In fact, given the large addressable markets that are on the cusp of disruption, analyst Anthony DiClemente argues that the next wave of technology growth could be even larger than the last.

“Today’s leading tech companies are leveraging the internet to disrupt and take profits from large established industries, a dynamic that is driving real earnings and free cash flow growth,” DiClemente wrote to clients on Tuesday. “Beyond that, smartphone ubiquity, the transition from offline to digital marketplaces, and continued growth in user adoption of emerging/established digital platforms are providing fuel for the next legs of growth.”

The analyst, who worked previously for Nomura Instinet, initiated coverage on a slew of companies in the space Wednesday with most of the so-called FANG stocks among his favorites.

By issuing a $225 price target on Mark Zuckerberg’s social media giant Facebook, the analyst believes that the company’s shares will rise 30 percent over the next year.

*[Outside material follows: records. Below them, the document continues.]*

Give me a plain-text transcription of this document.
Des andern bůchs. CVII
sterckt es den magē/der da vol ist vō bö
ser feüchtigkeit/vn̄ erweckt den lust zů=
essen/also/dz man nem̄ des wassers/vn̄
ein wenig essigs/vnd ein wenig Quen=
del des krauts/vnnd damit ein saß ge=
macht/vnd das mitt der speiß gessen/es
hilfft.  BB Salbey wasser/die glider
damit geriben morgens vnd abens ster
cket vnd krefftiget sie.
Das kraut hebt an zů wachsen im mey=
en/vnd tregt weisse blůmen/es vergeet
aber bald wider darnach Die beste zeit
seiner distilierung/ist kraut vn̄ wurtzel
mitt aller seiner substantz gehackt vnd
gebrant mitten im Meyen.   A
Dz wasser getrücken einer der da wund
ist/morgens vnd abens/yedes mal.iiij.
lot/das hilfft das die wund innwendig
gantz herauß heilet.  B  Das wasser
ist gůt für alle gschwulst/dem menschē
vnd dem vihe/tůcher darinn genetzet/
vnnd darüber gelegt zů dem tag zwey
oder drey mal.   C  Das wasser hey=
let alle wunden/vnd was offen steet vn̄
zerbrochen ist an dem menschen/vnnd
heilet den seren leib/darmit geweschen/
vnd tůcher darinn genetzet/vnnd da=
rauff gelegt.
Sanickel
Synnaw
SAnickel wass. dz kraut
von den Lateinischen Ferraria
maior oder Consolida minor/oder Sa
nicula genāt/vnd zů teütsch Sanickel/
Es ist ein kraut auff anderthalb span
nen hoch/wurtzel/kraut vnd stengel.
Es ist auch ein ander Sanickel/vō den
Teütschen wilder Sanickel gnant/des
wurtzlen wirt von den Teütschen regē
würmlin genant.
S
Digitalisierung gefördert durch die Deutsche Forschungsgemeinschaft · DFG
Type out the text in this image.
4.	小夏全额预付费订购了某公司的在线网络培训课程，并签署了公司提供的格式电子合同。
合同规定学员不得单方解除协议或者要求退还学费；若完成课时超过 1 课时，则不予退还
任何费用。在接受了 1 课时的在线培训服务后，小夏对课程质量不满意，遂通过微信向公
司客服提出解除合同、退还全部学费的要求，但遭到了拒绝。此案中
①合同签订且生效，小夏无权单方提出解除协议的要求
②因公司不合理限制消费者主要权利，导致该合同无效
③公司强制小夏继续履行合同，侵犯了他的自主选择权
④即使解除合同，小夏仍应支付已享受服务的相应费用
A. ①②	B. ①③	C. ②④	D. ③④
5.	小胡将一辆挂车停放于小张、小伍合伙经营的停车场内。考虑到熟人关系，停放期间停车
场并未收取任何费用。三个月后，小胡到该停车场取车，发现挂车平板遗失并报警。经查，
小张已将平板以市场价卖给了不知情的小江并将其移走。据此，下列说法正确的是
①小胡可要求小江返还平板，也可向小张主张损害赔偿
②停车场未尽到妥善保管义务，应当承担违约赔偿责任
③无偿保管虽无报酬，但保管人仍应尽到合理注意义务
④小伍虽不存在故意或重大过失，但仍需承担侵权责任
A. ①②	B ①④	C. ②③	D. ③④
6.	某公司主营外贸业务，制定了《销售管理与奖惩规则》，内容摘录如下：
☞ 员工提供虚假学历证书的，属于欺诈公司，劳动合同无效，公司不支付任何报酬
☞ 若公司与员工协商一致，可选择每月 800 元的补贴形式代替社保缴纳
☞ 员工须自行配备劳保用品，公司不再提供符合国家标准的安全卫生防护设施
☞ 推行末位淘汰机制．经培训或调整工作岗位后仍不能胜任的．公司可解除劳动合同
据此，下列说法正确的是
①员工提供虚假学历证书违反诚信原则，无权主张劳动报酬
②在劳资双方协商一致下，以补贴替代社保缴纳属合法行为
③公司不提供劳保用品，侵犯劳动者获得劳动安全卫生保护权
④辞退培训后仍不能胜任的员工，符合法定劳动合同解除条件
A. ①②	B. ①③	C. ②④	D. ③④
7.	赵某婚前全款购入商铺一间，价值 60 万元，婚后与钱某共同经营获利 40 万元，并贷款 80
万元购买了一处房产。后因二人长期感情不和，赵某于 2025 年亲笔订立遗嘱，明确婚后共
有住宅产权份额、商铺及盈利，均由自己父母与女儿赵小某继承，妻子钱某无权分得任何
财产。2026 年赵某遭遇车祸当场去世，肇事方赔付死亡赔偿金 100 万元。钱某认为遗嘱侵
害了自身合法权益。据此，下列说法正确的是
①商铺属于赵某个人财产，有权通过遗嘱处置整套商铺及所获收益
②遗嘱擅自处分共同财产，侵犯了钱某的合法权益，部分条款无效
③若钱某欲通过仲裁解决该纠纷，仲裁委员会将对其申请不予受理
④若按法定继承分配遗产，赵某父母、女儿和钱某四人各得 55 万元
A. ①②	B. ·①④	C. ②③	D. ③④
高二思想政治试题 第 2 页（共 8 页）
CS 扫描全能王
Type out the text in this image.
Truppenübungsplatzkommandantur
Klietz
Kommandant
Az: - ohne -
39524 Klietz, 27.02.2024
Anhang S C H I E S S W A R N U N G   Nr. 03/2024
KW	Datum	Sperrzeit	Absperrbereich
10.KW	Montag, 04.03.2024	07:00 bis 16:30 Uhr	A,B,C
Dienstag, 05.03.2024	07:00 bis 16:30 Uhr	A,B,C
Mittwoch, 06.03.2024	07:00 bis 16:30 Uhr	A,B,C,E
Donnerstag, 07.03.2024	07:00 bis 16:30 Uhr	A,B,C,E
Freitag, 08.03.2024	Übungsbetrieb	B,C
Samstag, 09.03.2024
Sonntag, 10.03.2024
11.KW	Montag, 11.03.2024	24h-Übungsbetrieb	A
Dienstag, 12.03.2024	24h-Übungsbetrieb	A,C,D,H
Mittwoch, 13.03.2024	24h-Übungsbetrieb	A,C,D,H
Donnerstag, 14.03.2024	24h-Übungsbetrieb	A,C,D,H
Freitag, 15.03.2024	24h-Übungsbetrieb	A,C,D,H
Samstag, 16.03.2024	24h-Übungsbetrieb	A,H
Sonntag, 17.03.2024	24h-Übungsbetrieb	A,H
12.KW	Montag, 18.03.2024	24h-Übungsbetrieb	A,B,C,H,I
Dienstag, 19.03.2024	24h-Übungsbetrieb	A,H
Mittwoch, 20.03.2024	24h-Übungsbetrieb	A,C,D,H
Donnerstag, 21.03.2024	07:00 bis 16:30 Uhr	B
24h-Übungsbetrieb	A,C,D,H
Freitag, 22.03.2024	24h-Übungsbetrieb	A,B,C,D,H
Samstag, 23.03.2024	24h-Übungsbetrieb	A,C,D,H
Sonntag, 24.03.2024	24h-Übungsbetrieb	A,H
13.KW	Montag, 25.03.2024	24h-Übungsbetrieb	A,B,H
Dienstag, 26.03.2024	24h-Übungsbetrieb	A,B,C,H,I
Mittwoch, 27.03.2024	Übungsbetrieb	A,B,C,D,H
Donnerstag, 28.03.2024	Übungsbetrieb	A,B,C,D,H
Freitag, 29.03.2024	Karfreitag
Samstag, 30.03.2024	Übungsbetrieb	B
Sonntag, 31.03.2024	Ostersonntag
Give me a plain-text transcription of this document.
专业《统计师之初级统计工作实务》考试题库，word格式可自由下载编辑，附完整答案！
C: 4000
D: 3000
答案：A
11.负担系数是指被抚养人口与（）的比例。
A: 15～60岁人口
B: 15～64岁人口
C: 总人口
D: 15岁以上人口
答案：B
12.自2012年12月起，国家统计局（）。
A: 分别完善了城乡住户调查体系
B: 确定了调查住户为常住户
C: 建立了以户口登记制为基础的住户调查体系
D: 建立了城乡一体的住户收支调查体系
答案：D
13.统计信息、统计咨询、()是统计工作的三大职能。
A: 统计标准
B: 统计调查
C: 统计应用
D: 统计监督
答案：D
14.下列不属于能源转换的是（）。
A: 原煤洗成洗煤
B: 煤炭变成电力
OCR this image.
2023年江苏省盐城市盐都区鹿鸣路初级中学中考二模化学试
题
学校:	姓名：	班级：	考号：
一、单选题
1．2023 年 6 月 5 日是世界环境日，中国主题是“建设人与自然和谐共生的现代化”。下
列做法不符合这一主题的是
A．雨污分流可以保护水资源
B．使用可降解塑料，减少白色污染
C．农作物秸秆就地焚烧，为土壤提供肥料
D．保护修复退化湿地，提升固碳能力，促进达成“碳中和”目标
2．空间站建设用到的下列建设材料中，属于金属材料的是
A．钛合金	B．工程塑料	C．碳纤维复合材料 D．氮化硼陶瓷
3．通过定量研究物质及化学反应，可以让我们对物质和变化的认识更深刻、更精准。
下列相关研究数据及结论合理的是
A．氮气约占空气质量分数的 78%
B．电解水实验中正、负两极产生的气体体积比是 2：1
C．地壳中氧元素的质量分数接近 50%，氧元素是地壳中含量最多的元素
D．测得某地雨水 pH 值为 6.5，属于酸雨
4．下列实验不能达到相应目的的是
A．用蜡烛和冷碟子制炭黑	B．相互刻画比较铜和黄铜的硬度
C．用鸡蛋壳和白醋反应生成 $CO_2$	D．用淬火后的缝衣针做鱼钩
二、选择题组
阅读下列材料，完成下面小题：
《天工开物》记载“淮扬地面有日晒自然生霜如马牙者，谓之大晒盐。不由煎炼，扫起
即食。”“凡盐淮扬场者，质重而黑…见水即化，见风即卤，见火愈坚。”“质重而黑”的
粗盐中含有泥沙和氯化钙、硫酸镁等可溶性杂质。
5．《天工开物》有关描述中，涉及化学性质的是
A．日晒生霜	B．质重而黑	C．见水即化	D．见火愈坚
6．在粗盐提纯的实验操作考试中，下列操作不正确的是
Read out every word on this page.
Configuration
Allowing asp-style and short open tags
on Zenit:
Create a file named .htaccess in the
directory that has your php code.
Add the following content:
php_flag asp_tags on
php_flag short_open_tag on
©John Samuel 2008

“Between 2013 and 2017, the share of web traffic coming via Facebook has grown five-fold to exceed 40 percent, during this same period the value of the overall digital ecosystem has effectively doubled,” wrote DiClemente. “Perhaps the most striking dynamic within social media is the incredible growth of Instagram over the past three years. Based on the company’s disclosure in late September, Instagram’s user base now stands at 800mn, a four-fold increase relative to just three years prior.”

Investors have also been keeping a close eye on Facebook’s digital video ambitions, including its new “Watch” platform and ventures into sports content. The Wall Street Journal reported earlier this year that the company is willing to spend up to $1 billion on original video content.

As for Amazon, DiClemente was also quite optimistic on everything from Amazon Web Services to Alexa and Prime Instant Video. His $1,350 price target reflects 18 percent upside over the next 12 months.

“Within both e-commerce and cloud computing, Amazon has established itself as the clear market leader,” he added. “Amazon’s competitive advantage, driven by its vast global infrastructure should ensure continued attractive returns in our view.”

DiClemente also issued an outperform rating on Google-parent Alphabet accompanied by a $1,230 price target, representing 21 percent upside over the next 12 months. With the ongoing shift to mobile platforms and web searches, the analyst argues that Google will “outpace” the growth of the overall search industry.

As the only FANG stock that did not receive an outperform rating, Netflix may be facing a maturing subscriber base in the U.S., the analyst noted.

While DiClemente sees a long runway for subscriber growth overseas, a possible slowdown in domestic user growth may force the company to consider its price power. In October, Netflix announced that its $10/month high-definition plan now costs $11, sending shares soaring at the time of the announcement.

To be sure, the analyst’s $210 price target does spell meaningful, 14 percent upside for the company over the next year.